Internationalization in Linux

What do you do when you need to use your Linux programs in a language other than English? How about writing in non-Latin scripts? In many modern Linux distros, multilingual functionality already works out of the box, but in this howto, we explore how to get it working manually.

Using Linux in your native language
 The C library
Input methods
 IBus – Intelligent Input Bus for Linux / Unix OS
 Smart Common Input Method
 Universal Input Method
The UTF-8 text encoding
Contact details

Using Linux in your native language

Though I personally hate seeing improvised Norwegian translations of common English computer terms, some people will find it more desirable to use Linux software in their native language. Although localization settings for software like Gnome or KDE can be altered simply by using a control panel, users of other software may need to change some settings called environment variables. LC_CTYPE, LANG and LANGUAGE are examples of variables that may affect how programs deal with languages. To find out which values to set the variables to, you can run the command locale -a and see what country/language combinations are available on your system. Try Google if you're unsure of which one you need.

One way of making the settings permanent is to put them in a script that runs every time the system starts up. On Gentoo Linux, the correct file is apparently called /etc/env.d/02locale. For a lot of systems, though, a quick and alomst certainly incorrect way is to enter the necessary codes into the startup script which runs near the very end of the bootup procedure. In some distributions, this file is called rc.local. Assuming that our language of choice is the beautiful "Example Language", the code might be as follows:

export LC_CTYPE=example_LANGUAGE
export LANG=example_LANGUAGE
export LANGUAGE=example_LANGUAGE


Et voila. Upon rebooting your machine a lot of applications should start appearing in the language of your choice.

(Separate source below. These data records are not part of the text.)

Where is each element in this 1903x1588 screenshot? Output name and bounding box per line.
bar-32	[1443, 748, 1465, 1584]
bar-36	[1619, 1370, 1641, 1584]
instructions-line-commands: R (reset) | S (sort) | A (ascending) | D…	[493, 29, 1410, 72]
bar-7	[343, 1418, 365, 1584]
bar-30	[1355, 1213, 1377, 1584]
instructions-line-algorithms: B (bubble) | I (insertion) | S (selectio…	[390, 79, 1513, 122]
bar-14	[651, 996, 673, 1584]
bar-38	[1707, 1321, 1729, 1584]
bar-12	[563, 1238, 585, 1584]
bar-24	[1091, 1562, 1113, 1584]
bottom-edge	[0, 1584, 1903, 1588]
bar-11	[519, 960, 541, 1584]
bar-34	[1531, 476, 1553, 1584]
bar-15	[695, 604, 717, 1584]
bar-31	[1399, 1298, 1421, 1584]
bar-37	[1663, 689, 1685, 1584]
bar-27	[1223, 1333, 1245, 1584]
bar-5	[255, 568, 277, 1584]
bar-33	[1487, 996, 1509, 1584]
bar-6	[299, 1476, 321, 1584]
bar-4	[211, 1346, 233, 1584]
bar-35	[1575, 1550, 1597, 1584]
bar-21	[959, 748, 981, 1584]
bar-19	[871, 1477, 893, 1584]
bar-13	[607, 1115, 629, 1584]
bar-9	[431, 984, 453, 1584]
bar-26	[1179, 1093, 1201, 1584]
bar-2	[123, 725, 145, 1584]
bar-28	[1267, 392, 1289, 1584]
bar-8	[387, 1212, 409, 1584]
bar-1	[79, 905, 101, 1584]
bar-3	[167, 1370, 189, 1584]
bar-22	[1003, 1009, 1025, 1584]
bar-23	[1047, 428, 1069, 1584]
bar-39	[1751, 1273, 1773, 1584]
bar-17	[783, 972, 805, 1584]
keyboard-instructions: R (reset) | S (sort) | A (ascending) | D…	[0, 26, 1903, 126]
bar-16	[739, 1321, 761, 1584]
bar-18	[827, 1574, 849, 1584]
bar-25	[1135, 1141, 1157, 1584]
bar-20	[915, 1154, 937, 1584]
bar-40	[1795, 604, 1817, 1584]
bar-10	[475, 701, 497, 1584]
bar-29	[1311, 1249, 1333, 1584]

Another neat feature is the ability to run just one program in another language without changing your settings. Simply specify the variables before your program name on a command line:

LANG=example_LANGUAGE LC_CTYPE=example_LANGUAGE LANGUAGE=example_LANGUAGE my_program

The C library

Support for these settings relies on the C library having support for them compiled in. If it isn't there and you're desparate to have localization support outside of Gnome and KDE, you may want to recompile your C library with foreign language support. This will take quite a while, so sit down with your favorite manga (or manhwa) and a good cup of coffee.

(On Gentoo Linux, if support for locales has been compiled in, the USE flag nls should be found in your /etc/make.conf file. If it isn't there, add nls to the USE flag section and emerge glibc again.)

Input methods

Although most text input is carried out simply by using a certain keyboard layout (Like an American one or a Norwegian one), some languages require the user to use a special input method for entering text. These often work by transliterating the text that the user is entering from the Latin alphabet to some other script, like Hiragana or Traditional Chinese.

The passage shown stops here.